All cultures in the human and animal "kingdoms" seem to intuitively "know" that social structures form their young. These social influencing elements in the human realm are family, friends, and ethnic tribe.
Social construction is the process of internalizing the social norms, and values in a certain culture. These norms, and values help the young to frame their understanding of the world. Identity is not fully formed in such environments, because of the young's dependent stage of development. The young need the environment to further the internalization process.
In free societies, the family is not stingently defined by outside sources, other than the values of those entering into that commitment. But, religious cultures deem it necessary to define such structures in a uniform way.
The dissolution of such stringent structures has led to much debate about whether it has brought value to society in general. Have such "flexible norms" produced young that have no conscience or regard for society as a value? Has it led to the demise of "civil society" because the young tend to act out of their resistance to what they deem to be oppressive? Or has society "grown" in its understanding of the human need for flexible norms?

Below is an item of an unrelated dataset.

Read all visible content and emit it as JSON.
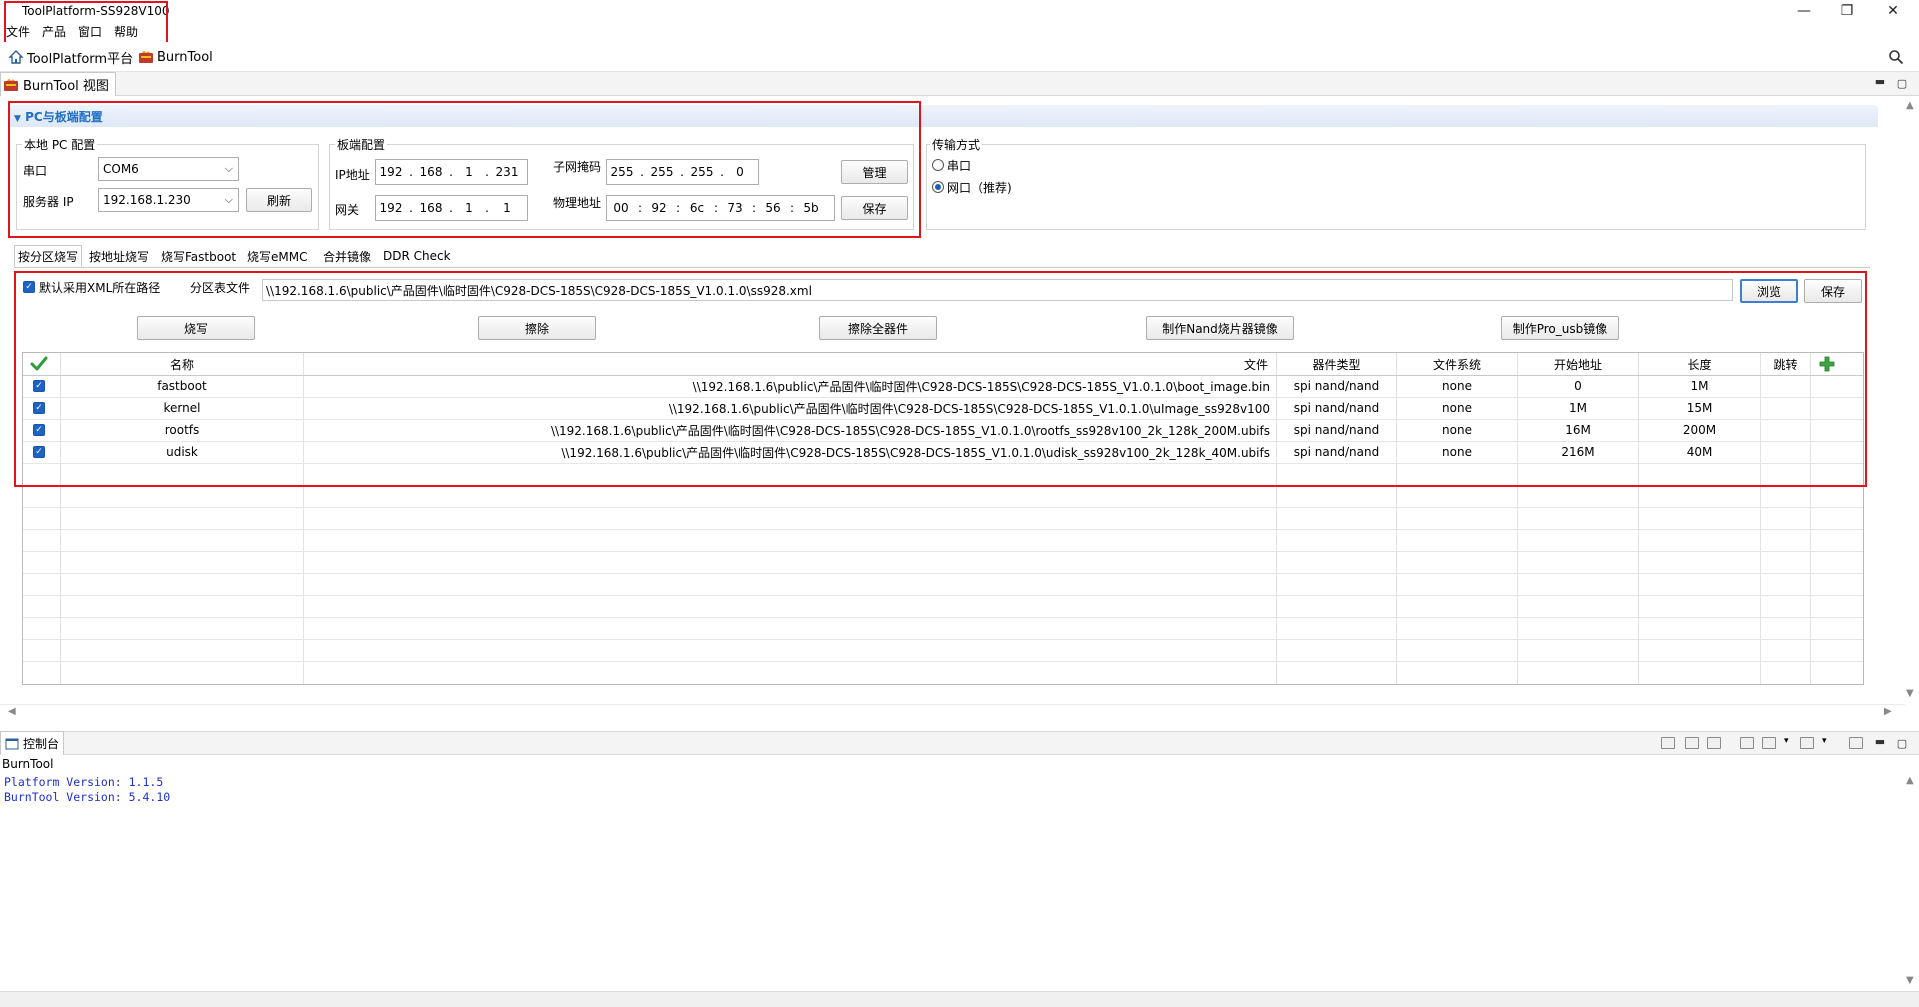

The young need nurture. This fact is not debated, but there does come a time when the young must outgrow and think for themselves what is important and of value. Does strict upbringing leave room for promoting intellectural growth? Or does it produce guilt, anxiety, and fear whenever such boundaries are ignored, dissolved, or re-defined? Where is the responsibility of the parent, and teacher/professor?
The child must develop beyond helpless dependence, not only in the physical areas of his life, but also his personal areas. This is the formation of forming the child in his own image and not to a source outside of himself. And when the young adult finds that he has formed and thought out his own values, then he will then be able to commit to a social group, not because of "felt need", but because of his own chosen values.